The way I see it, for anything above 50cc you need a Motorcycle Endorsement, however the 2 wheeler not necessarily is a motorcycle.

We used to have a lot of these (what we call scooters) in Belgium in the eighties and nineties:

We called it a DAX, because above is based on the first european company DAX to release bikes with little wheels, and minimalistic looks.
They usually would come in 50cc 75cc, 100cc, or 125cc. Occasionally someone would have a 150cc, but not in the nineties.
We'd call it a scooter, eventhough many websites call this a motorcycle.

I understand there's a difference between legally defining the thing, and what the thing is in the street language.

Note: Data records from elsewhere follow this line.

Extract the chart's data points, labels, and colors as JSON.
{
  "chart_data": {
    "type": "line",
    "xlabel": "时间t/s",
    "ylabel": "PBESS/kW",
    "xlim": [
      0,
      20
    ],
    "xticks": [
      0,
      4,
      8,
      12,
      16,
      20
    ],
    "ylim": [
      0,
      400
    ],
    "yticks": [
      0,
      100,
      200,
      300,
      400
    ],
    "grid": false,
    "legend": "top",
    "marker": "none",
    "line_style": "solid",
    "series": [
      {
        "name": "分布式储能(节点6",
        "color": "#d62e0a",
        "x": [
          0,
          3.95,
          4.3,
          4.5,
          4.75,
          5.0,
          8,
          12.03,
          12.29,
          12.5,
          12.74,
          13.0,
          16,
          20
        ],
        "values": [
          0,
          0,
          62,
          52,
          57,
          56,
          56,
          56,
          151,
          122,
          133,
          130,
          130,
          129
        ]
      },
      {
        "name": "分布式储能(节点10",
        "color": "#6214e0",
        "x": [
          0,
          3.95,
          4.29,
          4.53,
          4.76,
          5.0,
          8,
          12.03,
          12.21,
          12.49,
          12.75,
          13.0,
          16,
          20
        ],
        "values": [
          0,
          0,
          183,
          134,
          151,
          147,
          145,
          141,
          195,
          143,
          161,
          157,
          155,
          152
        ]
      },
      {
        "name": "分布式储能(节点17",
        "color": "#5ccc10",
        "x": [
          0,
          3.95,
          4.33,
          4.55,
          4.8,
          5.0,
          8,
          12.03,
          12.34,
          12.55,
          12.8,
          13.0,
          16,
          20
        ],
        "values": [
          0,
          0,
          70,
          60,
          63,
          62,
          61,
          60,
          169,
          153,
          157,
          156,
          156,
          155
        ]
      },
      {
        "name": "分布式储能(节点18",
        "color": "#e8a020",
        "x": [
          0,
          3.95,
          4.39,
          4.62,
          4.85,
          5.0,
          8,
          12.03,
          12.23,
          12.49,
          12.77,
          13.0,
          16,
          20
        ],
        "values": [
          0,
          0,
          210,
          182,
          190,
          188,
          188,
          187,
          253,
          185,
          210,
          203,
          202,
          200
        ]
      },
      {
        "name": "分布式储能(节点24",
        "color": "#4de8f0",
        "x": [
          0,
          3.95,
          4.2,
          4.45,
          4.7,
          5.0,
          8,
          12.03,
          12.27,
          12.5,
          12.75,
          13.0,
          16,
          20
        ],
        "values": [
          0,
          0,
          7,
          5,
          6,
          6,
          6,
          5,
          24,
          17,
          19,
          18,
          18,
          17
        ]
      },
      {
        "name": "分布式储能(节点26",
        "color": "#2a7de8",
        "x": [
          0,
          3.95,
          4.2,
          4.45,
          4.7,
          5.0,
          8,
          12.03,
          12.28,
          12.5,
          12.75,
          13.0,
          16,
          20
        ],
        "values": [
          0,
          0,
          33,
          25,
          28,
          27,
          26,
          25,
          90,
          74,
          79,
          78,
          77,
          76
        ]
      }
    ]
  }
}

In the nineties, usually anything with a small engine (sub 150cc) was called a scooter.
Then they started having Honda CBR 125 and 150cc, which where seen as a motorcycle. Heck, they even had a 50cc CBR clone; which was also seen as a motorcycle.
And then, in the 2000's when Suzuki got their burgmans, with 400, and 650cc, it's seen as a scooter.
So I suppose scooter had more to do with layout than cc's, or power.

Fact that those machines just happened, and never got universally defined, causes many to use different naming for the same bike.

On the motorcycle forum, some older gents, call their 250cc motorcycles, scoots, because it's nothing compared to a 650cc, or a 2200cc motorcycle.